“I suppose in the end, the whole of life becomes an act of letting go, but what always hurts the most is not taking a moment to say goodbye.”
– Adult Pi Patel portrayed by Irrfan Khan (Life of Pi)
Today, the film industry lost acclaimed actor Irrfan Khan. As soon as I read this on my timeline, my first response was, indeed, denial (described as the first stage of the grief-cycle in the Kubler-Ross Model). I was in shock, disbelief, praying that this was a piece of hoax news, and I found myself asking the question, “Why is this affecting me so much?”
I took a trip down memory lane and I remember being heartbroken when the world lost precious gems like Robin Williams (Oh Captain! My Captain!), Carrie Fisher (my darling Princess Leia), Alan Rickman (the misunderstood hero, Professor Snape) and the legend, Chester Bennington. Celebrity deaths happen often, many a time quite unexpectedly, and leave fans – people who did not know the deceased personally – in a confused cloud of grief. I remember friends of mine not familiar with the Star Wars or the Harry Potter Universe not being able to comprehend why deaths of Carrie Fisher and Alan Rickman, for instance, bothered me so much because, logically, yes, it does not make a whole lot of sense to feel sad about losing someone one did not actually know. However, it is important to note that mourning the passing over of a celebrity makes sense especially when the deceased was a person we admired or played a character we immensely liked; because celebrities often are inextricably linked to certain memories or certain moments in time that hold personal significance. For instance, Linkin Park’s Chester Bennington seemed to provide the soundtrack of my teenage days, with the words and the music being my source of comfort as I coped with challenges that I now know are fairly common in adolescence. His death, I remember, affected a lot of my clients too, and I remember organizing a tribute in his honour, and that was one evening when my counselling centre was crowded like never ever! Musicians who soundtracked our important milestones, sportspeople we grew up watching, television heartthrobs we pined over – our relationship with celebrities do not always follow the typically understood measures of time and space, at a subconscious level, making them almost immortal to us.

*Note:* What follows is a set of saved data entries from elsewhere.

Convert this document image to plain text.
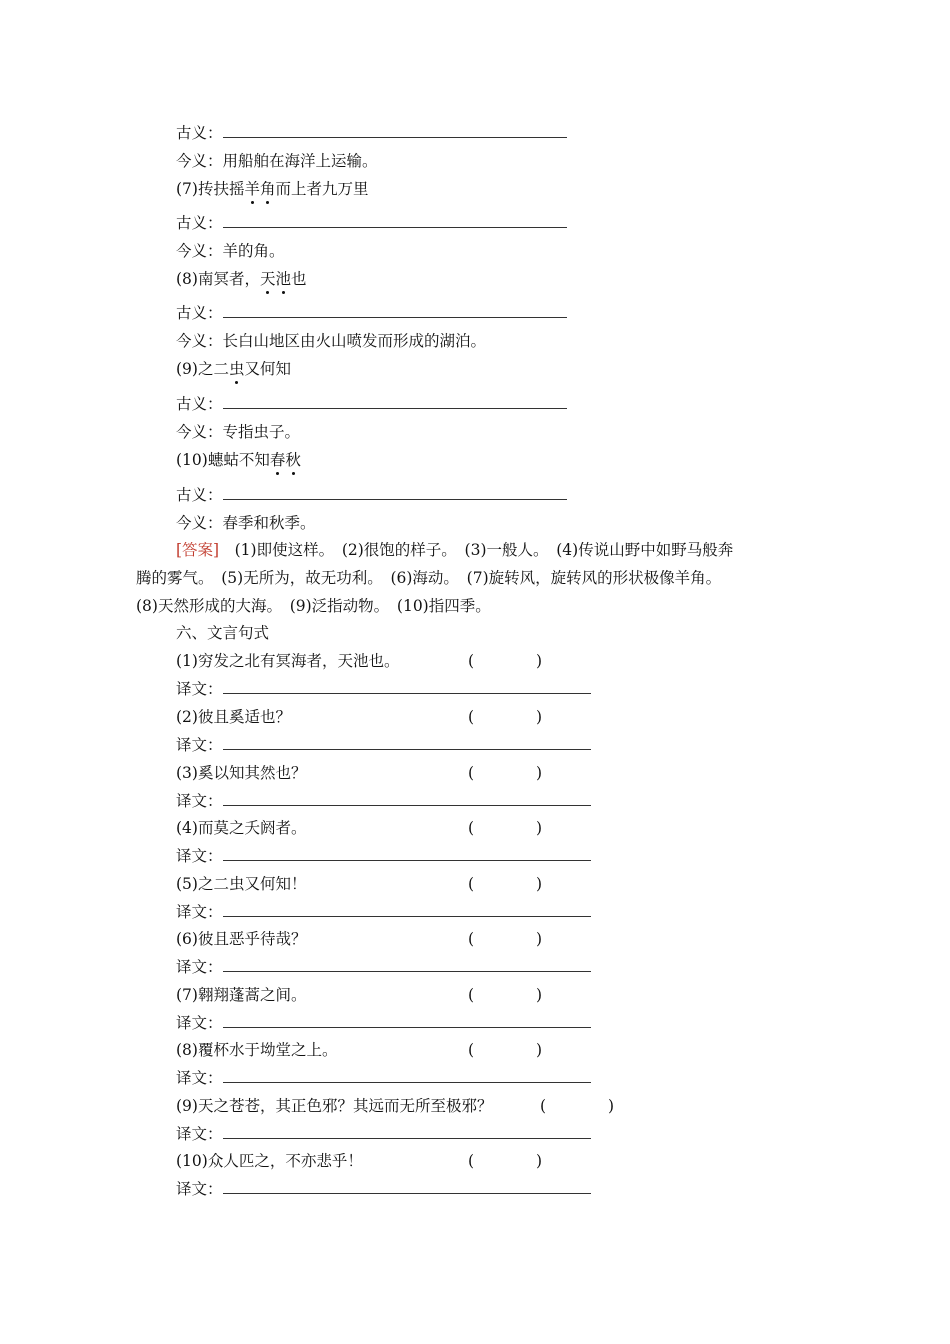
古义：
今义：用船舶在海洋上运输。
(7)抟扶摇羊角而上者九万里
古义：
今义：羊的角。
(8)南冥者，天池也
古义：
今义：长白山地区由火山喷发而形成的湖泊。
(9)之二虫又何知
古义：
今义：专指虫子。
(10)蟪蛄不知春秋
古义：
今义：春季和秋季。
[答案]　 (1)即使这样。　(2)很饱的样子。　(3)一般人。　(4)传说山野中如野马般奔
腾的雾气。　(5)无所为，故无功利。　(6)海动。　(7)旋转风，旋转风的形状极像羊角。
(8)天然形成的大海。　(9)泛指动物。　(10)指四季。
六、文言句式
(1)穷发之北有冥海者，天池也。	(　　　　)
译文：
(2)彼且奚适也？	(　　　　)
译文：
(3)奚以知其然也？	(　　　　)
译文：
(4)而莫之夭阏者。	(　　　　)
译文：
(5)之二虫又何知！	(　　　　)
译文：
(6)彼且恶乎待哉？	(　　　　)
译文：
(7)翱翔蓬蒿之间。	(　　　　)
译文：
(8)覆杯水于坳堂之上。	(　　　　)
译文：
(9)天之苍苍，其正色邪？其远而无所至极邪？	(　　　　)
译文：
(10)众人匹之，不亦悲乎！	(　　　　)
译文：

In our heads, they are never supposed to age, never supposed to die, and when they do pass over, it feels like a tiny part of us died too – our innocence seems to die with them.
Feeling intense emotions around the death of a celebrity is a common experience because even though it feels like we don’t know celebrities, we actually do know them in our own way. Many of them were a regular part of our lives through the movies or shows they did, the books they wrote, the art and music they created, and through the millions of ways they inspired us through their personal stories or by playing the parts of characters that changed our lives.
So, if you are feeling sad about a loss, it is a signal that it had some meaning to you. Feelings are always valid and should never be ignored. Social media does not really allow us to sufficiently discuss our feelings, and sorrow has many forms, a lot of which is difficult to put into words, let alone 280 characters, so, as I am in solidarity with all those mourning the loss of Irrfan Khan, the invitation is to not bottle down emotions by posting standard phrases like “rest in peace”, but to dig deeper and dive within, and to explore more along the lines of what that person meant to you – in what ways have they enriched your life, your world. How did life change for your – albeit in a small manner – after seeing their work? Let those feelings pour onto a page, and let those tears fall if need be. You are allowed to grieve. You are allowed to shed a tear. Your grief is valid. You are loved.